Bourn's best tool is his glove -- he covers a ton of ground in center and is one of the league's best half-dozen or so defenders at the position. At the plate he has almost no power, but despite that can at least foul off better fastballs that beat most zero-power hitters, and he draws enough walks to keep his OBP up over .340; his OBP of .363 this year would be third in Atlanta's lineup. Bourn is probably worth more than a win to the team during the rest of the regular season, but this move looks like it's more about improving run prevention in the postseason while reducing the number of automatic outs in Atlanta's lineup by one. He's under control through 2012, solving one position for the team for next year as well.

The return for Houston, however, is shockingly poor -- quantity over quality, to say the least -- and can't do Ed Wade any good in extending his status as GM beyond "lame duck." It makes me wonder if Houston had a ranking of Atlanta's top 25 prospects but looked at it upside-down.

Again, the merits of the deal won’t be felt so much this year – the Braves are better, but the Giants and Phillies also added outfielders who can hit – but rather over the coming years when the prices of the three deals in terms of prospects come into full view (assuming that the general consensus of the value of the minor leaguers traded by the three contenders turns out to be correct).

Here is R.J. Anderson of the Baseball Prospectus noting that the deal will increase the Braves’ already-excellent odds of making the playoffs and it will also have the knock-on effect of reducing the odds that the team will pick up Nate McLouth’s 2012 option ($):

With that in mind, Bourn is going to solve two problems for Atlanta.

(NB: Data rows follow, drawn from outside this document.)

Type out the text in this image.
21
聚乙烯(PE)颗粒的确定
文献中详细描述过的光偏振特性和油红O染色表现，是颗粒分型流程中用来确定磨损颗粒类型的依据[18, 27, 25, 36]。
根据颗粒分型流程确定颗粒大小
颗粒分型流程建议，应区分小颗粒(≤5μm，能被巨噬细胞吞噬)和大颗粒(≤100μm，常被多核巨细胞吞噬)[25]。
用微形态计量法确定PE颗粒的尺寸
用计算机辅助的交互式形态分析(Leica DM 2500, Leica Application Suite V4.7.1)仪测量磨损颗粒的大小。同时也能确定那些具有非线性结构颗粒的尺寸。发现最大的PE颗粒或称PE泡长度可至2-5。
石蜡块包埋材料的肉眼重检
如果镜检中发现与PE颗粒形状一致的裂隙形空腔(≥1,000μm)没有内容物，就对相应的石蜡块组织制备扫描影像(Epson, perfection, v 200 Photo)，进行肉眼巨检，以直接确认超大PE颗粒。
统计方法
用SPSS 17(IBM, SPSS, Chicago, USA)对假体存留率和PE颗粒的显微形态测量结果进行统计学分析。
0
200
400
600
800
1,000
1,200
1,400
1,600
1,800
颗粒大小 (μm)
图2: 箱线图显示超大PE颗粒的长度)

The first is obvious, as he will take over center field on an everyday basis. The Braves have not received much production out of the position from Nate McLouth or Jordan Schafer this season, and along with the other options they’ve run out there, they have a cumulative line of .241/.322/.324. As for the Braves leadoff hitters, they have hit .254/.306/.365 this season but somehow have managed .320/.389/.443 to open games. There probably isn’t much to that discrepancy other than selective sampling breeding some weird results, and Bourn should be an upgrade overall.

Bourn will not qualify for free agency until after next season, so this isn’t the typical rental situation. The guy who stands to lose the most in Bourn’s acquisition is McLouth as he will concede playing time and now stands even smaller chance of returning next season—although his play and the looming team option valued at over $10.5 million were doing a nice job of eliminating that possibility on their own. Barring the Braves doing something silly, like demoting Jason Heyward, McLouth figures to slide into a reserve role once he returns from the disabled list.

The Braves held an 87 percent shot at the postseason prior to today’s trade; look for those odds to increase and for Bourn to appear in the playoffs for the second time in his career this October.

The only downside will be for headline writers, who will now have to pick between bad “Brave New World” puns and even worse “Bourn[e] Identity” puns.